Yönerge Teklifi çalışmalarında yer alan Hacettepe Üniversitesi Hukuk Fakültesi İş ve Sosyal Güvenlik Hukuku Anabilim Dalı Başkanı Prof. Dr. Kadriye Bakırcı, “Yönerge Teklifi, İstanbul Sözleşmesi’nden çok daha geniş kapsamlı bir koruma sağlıyor” diyor.
"İstanbul Sözleşmesi'nden de kapsamlı"
Yönerge Teklifi’nin amacı ve kapsadığı önlemler neler?
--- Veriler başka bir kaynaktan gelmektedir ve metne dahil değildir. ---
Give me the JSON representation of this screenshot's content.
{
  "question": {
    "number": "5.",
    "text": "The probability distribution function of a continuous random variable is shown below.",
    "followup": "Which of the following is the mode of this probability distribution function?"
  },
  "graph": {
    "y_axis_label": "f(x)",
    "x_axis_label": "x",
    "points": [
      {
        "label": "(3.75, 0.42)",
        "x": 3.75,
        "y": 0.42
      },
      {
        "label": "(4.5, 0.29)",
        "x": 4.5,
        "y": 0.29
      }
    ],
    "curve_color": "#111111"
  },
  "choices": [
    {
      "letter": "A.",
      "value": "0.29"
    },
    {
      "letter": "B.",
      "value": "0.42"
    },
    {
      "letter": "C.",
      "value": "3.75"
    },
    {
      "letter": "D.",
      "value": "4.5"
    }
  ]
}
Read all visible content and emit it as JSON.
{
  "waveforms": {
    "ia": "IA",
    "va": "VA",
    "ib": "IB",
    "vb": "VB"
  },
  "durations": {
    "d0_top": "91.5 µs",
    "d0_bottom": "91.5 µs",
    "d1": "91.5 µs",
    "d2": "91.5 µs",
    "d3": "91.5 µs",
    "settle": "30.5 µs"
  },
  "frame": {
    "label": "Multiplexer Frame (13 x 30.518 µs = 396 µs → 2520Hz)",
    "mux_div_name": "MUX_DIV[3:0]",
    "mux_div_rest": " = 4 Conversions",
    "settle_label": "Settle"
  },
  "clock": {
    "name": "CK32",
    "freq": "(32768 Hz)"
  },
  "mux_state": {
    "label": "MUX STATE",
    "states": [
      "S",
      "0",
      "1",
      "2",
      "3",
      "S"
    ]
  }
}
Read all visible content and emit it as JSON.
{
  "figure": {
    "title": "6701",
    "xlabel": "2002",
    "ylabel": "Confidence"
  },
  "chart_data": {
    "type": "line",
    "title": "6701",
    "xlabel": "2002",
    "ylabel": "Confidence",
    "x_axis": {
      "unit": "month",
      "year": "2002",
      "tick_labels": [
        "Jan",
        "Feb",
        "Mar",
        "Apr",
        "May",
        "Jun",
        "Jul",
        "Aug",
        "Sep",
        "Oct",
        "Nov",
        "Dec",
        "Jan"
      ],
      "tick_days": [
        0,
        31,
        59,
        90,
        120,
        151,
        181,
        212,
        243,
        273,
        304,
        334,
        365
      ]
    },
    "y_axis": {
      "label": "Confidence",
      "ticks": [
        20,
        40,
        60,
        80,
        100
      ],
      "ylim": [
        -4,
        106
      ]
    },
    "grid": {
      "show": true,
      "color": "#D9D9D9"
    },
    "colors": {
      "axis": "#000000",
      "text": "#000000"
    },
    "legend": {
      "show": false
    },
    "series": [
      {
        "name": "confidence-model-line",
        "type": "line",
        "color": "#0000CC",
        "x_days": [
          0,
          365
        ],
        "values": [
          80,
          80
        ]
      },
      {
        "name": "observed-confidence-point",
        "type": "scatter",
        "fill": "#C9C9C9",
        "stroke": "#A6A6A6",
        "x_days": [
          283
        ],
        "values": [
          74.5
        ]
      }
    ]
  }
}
Yönerge Teklifi, AB düzeyinde kadına yönelik şiddet ve ev içi şiddetle etkin bir şekilde mücadele etmeyi, AB hukukunu uluslararası standartlarla uyumlu hale getirmeyi ve bu konuda AB düzeyinde standartlaşmayı sağlamayı amaçlıyor.
Teklif kapsamındaki önlemler neler?
Teklif kapsamındaki önlemleri şöyle sıralayabiliriz:
Kadınları orantısız bir şekilde etkileyen belirli şiddet biçimlerinin suç kapsamına alınması;
Mağdurların korunması ve adalete erişiminin sağlanması;
Mağdura destek sağlanması;
Kadına yönelik şiddet ve ev içi şiddetin önlenmesi;
Kadına yönelik şiddet ve ev içi şiddetle mücadele konusunda AB düzeyinde ve ulusal düzeyde koordinasyon ve işbirliğinin sağlanması ve güçlendirilmesi;
AB çapında veri toplanması;
Mağdurların tazminat talebinde bulunabilmelerinin sağlanması.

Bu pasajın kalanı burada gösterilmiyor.